Want to reduce unauthorized login attempts? Use Google Authenticator

If you have a public website, you should know that your site is regularly scanned and otherwise accessed, both by web “crawlers” from Google, Bing, and similar search engines and by individuals or agents with less benign intentions than cataloging your site’s pages. Websites running on popular platforms like WordPress or Joomla that expose their administrator and user login pages to public accessible with standards, predictable URL patterns are often targeted by intruders who attempt brute force login attacks to try to guess administrator passwords and gain access. There are many ways, on your own or through the use of available plugin applications, to keep these types of unauthorized attempts from being successful, but it is relatively difficult to prevent the attempts from occurring at all. The most effective methods for defending against brute force attacks and other types of unauthorized access attempts tend to focus on adding and configuring one or more .htaccess files to a website to control access to directories, files, and web server functionality. Many popular WordPress security plugins, for example, enable features that modify .htaccess files in combination with scripts that track the number of login attempts from an IP address or associated with a single username. This can provide login lockout functionality that both limits the number of failed attempts that can be made (thwarting brute force attacks) and prevents future access from IP addresses or agents that tried to log in.

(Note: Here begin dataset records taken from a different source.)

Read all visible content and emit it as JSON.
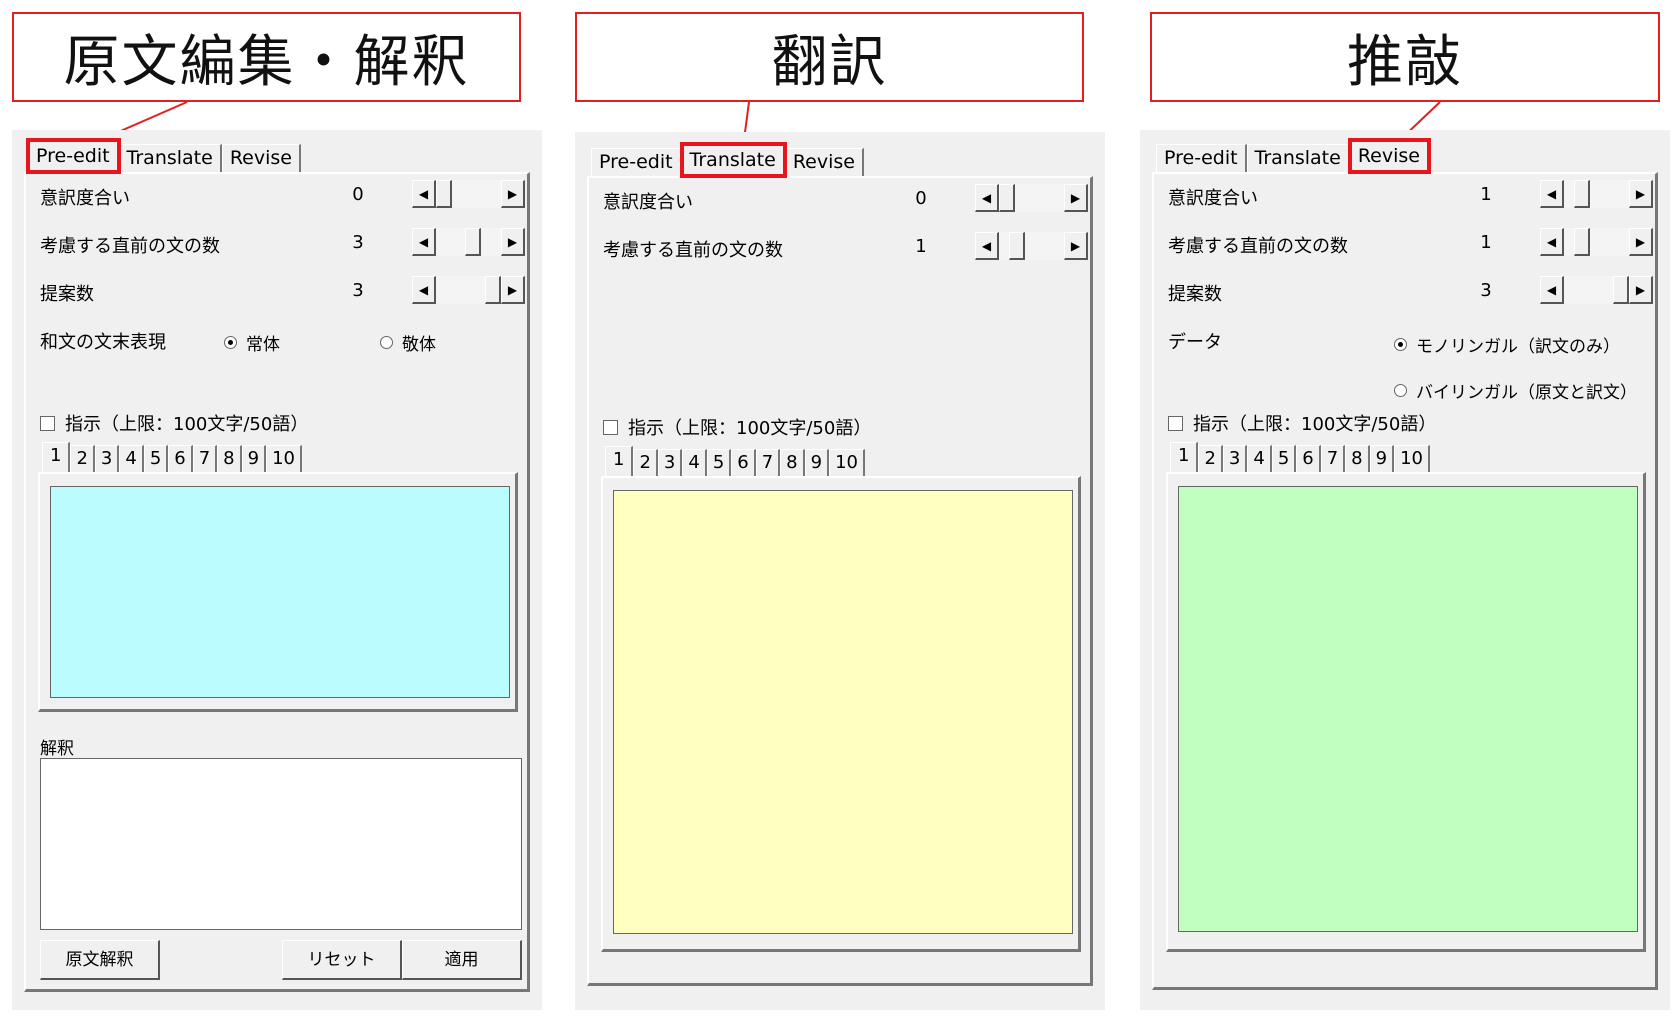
{
  "callouts": {
    "preedit": "原文編集・解釈",
    "translate": "翻訳",
    "revise": "推敲"
  },
  "tabs": [
    "Pre-edit",
    "Translate",
    "Revise"
  ],
  "number_tabs": [
    "1",
    "2",
    "3",
    "4",
    "5",
    "6",
    "7",
    "8",
    "9",
    "10"
  ],
  "preedit": {
    "freedom_label": "意訳度合い",
    "freedom_value": "0",
    "freedom_level": 0.0,
    "context_label": "考慮する直前の文の数",
    "context_value": "3",
    "context_level": 0.6,
    "proposals_label": "提案数",
    "proposals_value": "3",
    "proposals_level": 1.0,
    "ending_label": "和文の文末表現",
    "ending_options": [
      "常体",
      "敬体"
    ],
    "instruction_label": "指示（上限：100文字/50語）",
    "interpretation_label": "解釈",
    "btn_interpret": "原文解釈",
    "btn_reset": "リセット",
    "btn_apply": "適用",
    "editor_color": "#bbfdff"
  },
  "translate": {
    "freedom_label": "意訳度合い",
    "freedom_value": "0",
    "freedom_level": 0.0,
    "context_label": "考慮する直前の文の数",
    "context_value": "1",
    "context_level": 0.2,
    "instruction_label": "指示（上限：100文字/50語）",
    "editor_color": "#ffffc0"
  },
  "revise": {
    "freedom_label": "意訳度合い",
    "freedom_value": "1",
    "freedom_level": 0.2,
    "context_label": "考慮する直前の文の数",
    "context_value": "1",
    "context_level": 0.2,
    "proposals_label": "提案数",
    "proposals_value": "3",
    "proposals_level": 1.0,
    "data_label": "データ",
    "data_options": [
      "モノリンガル（訳文のみ）",
      "バイリンガル（原文と訳文）"
    ],
    "instruction_label": "指示（上限：100文字/50語）",
    "editor_color": "#c0ffc0"
  },
  "colors": {
    "highlight": "#e8141e",
    "panel": "#f0f0f0"
  }
}
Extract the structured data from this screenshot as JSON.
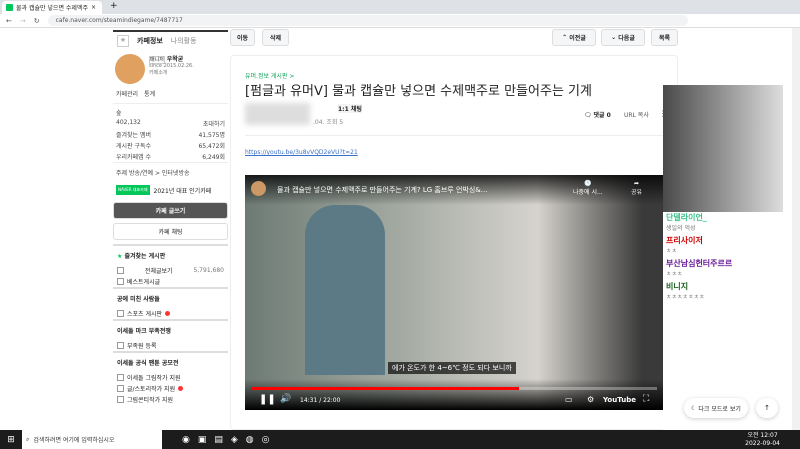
{
  "browser": {
    "tab_title": "물과 캡슐만 넣으면 수제맥주",
    "url": "cafe.naver.com/steamindiegame/7487717"
  },
  "sidebar": {
    "tab_info": "카페정보",
    "tab_activity": "나의활동",
    "manager_badge": "매니저",
    "manager": "우왁굳",
    "since": "since 2015.02.26.",
    "intro": "카페소개",
    "manage": "카페관리",
    "stats": "통계",
    "level": "숲",
    "members": "402,132",
    "invite": "초대하기",
    "fav_members_label": "즐겨찾는 멤버",
    "fav_members": "41,575명",
    "board_sub_label": "게시판 구독수",
    "board_sub": "65,472회",
    "cafe_app_label": "우리카페앱 수",
    "cafe_app": "6,249회",
    "theme": "주제 방송/연예 > 인터넷방송",
    "naver_badge": "NAVER 대표카페",
    "award": "2021년 대표 인기카페",
    "write_btn": "카페 글쓰기",
    "chat_btn": "카페 채팅",
    "fav_boards": "즐겨찾는 게시판",
    "all_posts": "전체글보기",
    "all_count": "5,791,680",
    "best": "베스트게시글",
    "sec1": "공에 미친 사람들",
    "sports": "스포츠 게시판",
    "sec2": "이세돌 마크 부족전쟁",
    "tribe": "부족원 등록",
    "sec3": "이세돌 공식 팬툰 공모전",
    "b1": "이세돌 그림작가 지원",
    "b2": "글/스토리작가 지원",
    "b3": "그림콘티작가 지원"
  },
  "toolbar": {
    "move": "이동",
    "delete": "삭제",
    "prev": "이전글",
    "next": "다음글",
    "list": "목록"
  },
  "article": {
    "board": "유머.정보 게시판 >",
    "title": "[펌글과 유머ᐯ] 물과 캡슐만 넣으면 수제맥주로 만들어주는 기계",
    "chat": "1:1 채팅",
    "views": ".04. 조회 5",
    "comments": "댓글 0",
    "url_copy": "URL 복사",
    "link": "https://youtu.be/3u8vVQD2eVU?t=21"
  },
  "video": {
    "title": "물과 캡슐만 넣으면 수제맥주로 만들어주는 기계? LG 홈브루 언박싱&...",
    "watch_later": "나중에 시...",
    "share": "공유",
    "subtitle": "에가 온도가 한 4~6℃ 정도 되다 보니까",
    "time": "14:31 / 22:00",
    "progress": 0.66,
    "brand": "YouTube"
  },
  "chat": [
    {
      "name": "단델라이언_",
      "msg": "생일의 억성",
      "color": "#3cc08a"
    },
    {
      "name": "프리사이저",
      "msg": "ㅊㅊ",
      "color": "#c00"
    },
    {
      "name": "부산남심헌터주르르",
      "msg": "ㅊㅊㅊ",
      "color": "#6a1b9a"
    },
    {
      "name": "비니지",
      "msg": "ㅊㅊㅊㅊㅊㅊㅊ",
      "color": "#1b5e20"
    }
  ],
  "floating": {
    "dark": "다크 모드로 보기"
  },
  "taskbar": {
    "search": "검색하려면 여기에 입력하십시오",
    "time": "오전 12:07",
    "date": "2022-09-04"
  }
}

With restrictions in place like limiting the number of login attempts and blacklisting IP addresses or address ranges, a website administrator can be relatively confident than an unauthorized user will not be able to gain access (assuming of course that good passwords are also employed for authorized user accounts). It can nevertheless be very difficult to significantly reduce unauthorized login attempts, particularly when attackers use automated botnets or distributed attack tools to vary their source IP addresses. It may seem like an improvement a site only allows one failed attempt per IP address, but if an attack uses hundreds or thousands of source computers, the volume of failed attempts can still cause performance problems for a targeted site (not to mention filling up the administrator’s email inbox with failed login notices). One good way to eliminate a greater proportion of these attempts than is possible through IP blacklisting is to implement some type of two-factor authentication.  There are several commercial and open-source alternatives available, including Duo Security, OTP Auth, and Google Authenticator, all of which have PHP-based implementations available that make them suitable for use with WordPress and many other web server and content management platforms. All of these tools work in essentially the same way, where the website or application and its users run a pseudo-random number generator initiated with the same seed value (so the series of numbers they produce match). Adding this type of two-factor authentication (2FA) to a login page means users will need to enter their username, password, and one-time code generated by software on a device under their control (typically a computer workstation or smartphone).

This post discusses Google Authenticator as a representative example (the tool has apps for both Android and iOS devices, is used on Google sites and many third-party services, and can be added to WordPress sites via a free plugin). Setting up 2FA on a Google-enabled site entails generating a shared secret stored by Google Authenticator and the end user’s device. The smartphone apps allow users to scan a QR code or manually enter the secret, as shown below (note: neither the secret nor the QR code in the image are actual Google Authenticator settings).

On WordPress sites, installing the Google Authenticator plugin modifies the login page to add a third field for the one-time code (which changes every 30 seconds). While no means a perfect solution, the way many automated probes and scripts seem to work, encountering a login page with an additional 2FA field prevents the submission of the login form or (depending on the specific tools) generates a form error separate from the failed login or HTTP 404 errors commonly associated with unauthorized access attempts.